Before I lose those of you who have no interest in how the sausage is made, we’re making both the season-long and DFS projections free for the first 4 weeks of the NFL Season. Below are the links (also can be found under Tools in the top menu). Player pages should be up shortly (ETA end of next week).

Pigskinonator – In-Season Projections

DFSBot – DFS Projections

Still here? Here’s a quick bulleted overview of how we created the Pigskinonator:

  • Start with a massive file of play-by-play NFL data (over 10 years’ worth)
  • Use Vegas over/under and spreads as the foundation for the team projections.
  • Use past game data for players to estimate both their opportunities (e.g., snaps, rushes, targets) and skills as measured by ratios (yards per rush/reception, completions per target). Test biasing factors (e.g., domes, weather, home/road) and adjust the data to be as ‘neutral’ as possible.
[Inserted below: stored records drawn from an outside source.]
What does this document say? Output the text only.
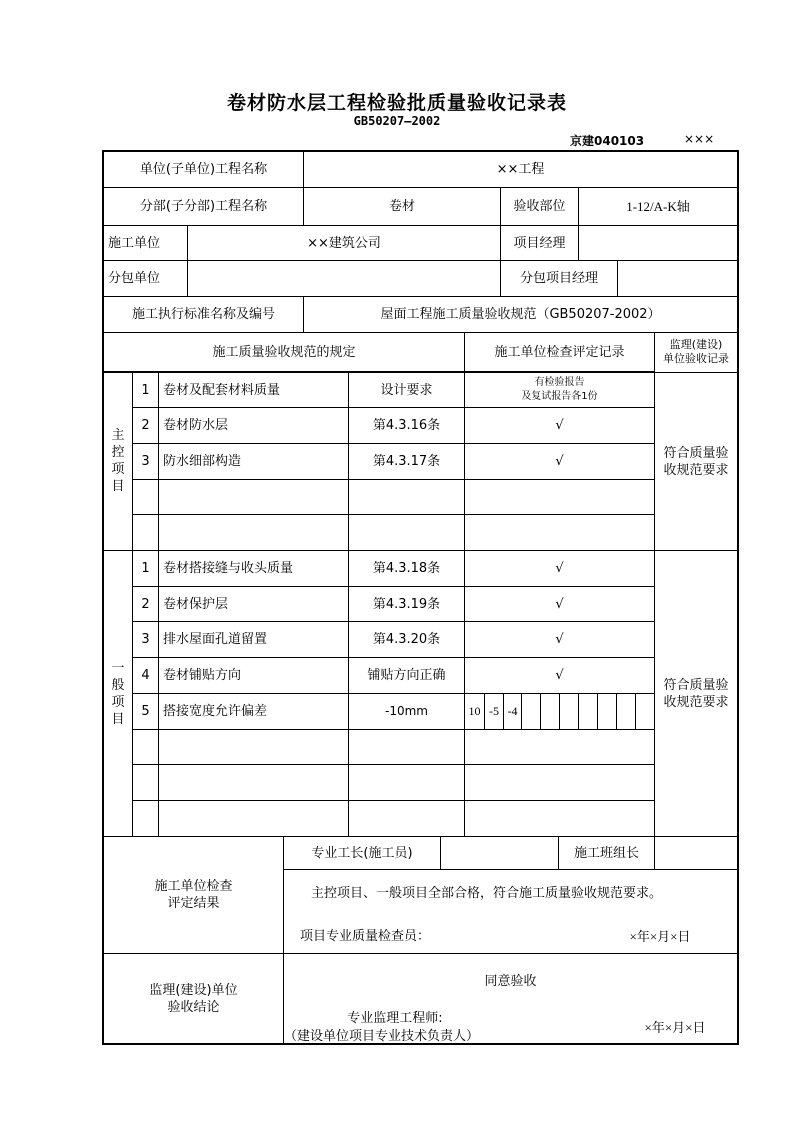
卷材防水层工程检验批质量验收记录表
GB50207—2002
京建040103	×××
单位(子单位)工程名称	××工程
分部(子分部)工程名称	卷材	验收部位	1-12/A-K轴
施工单位	××建筑公司	项目经理
分包单位	分包项目经理
施工执行标准名称及编号	屋面工程施工质量验收规范（GB50207-2002）
施工质量验收规范的规定	施工单位检查评定记录	监理(建设)
单位验收记录
主
控
项
目
1	卷材及配套材料质量	设计要求	有检验报告
及复试报告各1份
2	卷材防水层	第4.3.16条	√
3	防水细部构造	第4.3.17条	√
符合质量验
收规范要求
一
般
项
目
1	卷材搭接缝与收头质量	第4.3.18条	√
2	卷材保护层	第4.3.19条	√
3	排水屋面孔道留置	第4.3.20条	√
4	卷材铺贴方向	铺贴方向正确	√
5	搭接宽度允许偏差	-10mm	10 -5 -4
符合质量验
收规范要求
专业工长(施工员)	施工班组长
施工单位检查
评定结果
主控项目、一般项目全部合格，符合施工质量验收规范要求。
项目专业质量检查员：	×年×月×日
监理(建设)单位
验收结论
同意验收
专业监理工程师:
（建设单位项目专业技术负责人）
×年×月×日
Regress player data to league-average for the position to deal with the inherent sample size issues.
  • Adjust the player data to fit the team projection – e.g., if I’m projecting 42 pass plays for Pittsburgh, I need to make sure the sum of all receiver targets is 42.

There is much more to it but it’s 4AM. Let’s switch to a Q&A format – if you have questions, ping me in the comments of either this post or one of the projection pages.

If I have learned anything from building and maintaining our MLB projections, it is that the first release is just a milestone. The projection methodology and the usefulness of the tools will be better a month from now and it’ll be even better for 2017. How much better depends on all of your feedback.

So, please, dig into the projections. Find the anomalies. Tell me what stats/reference data to add. Help me help you!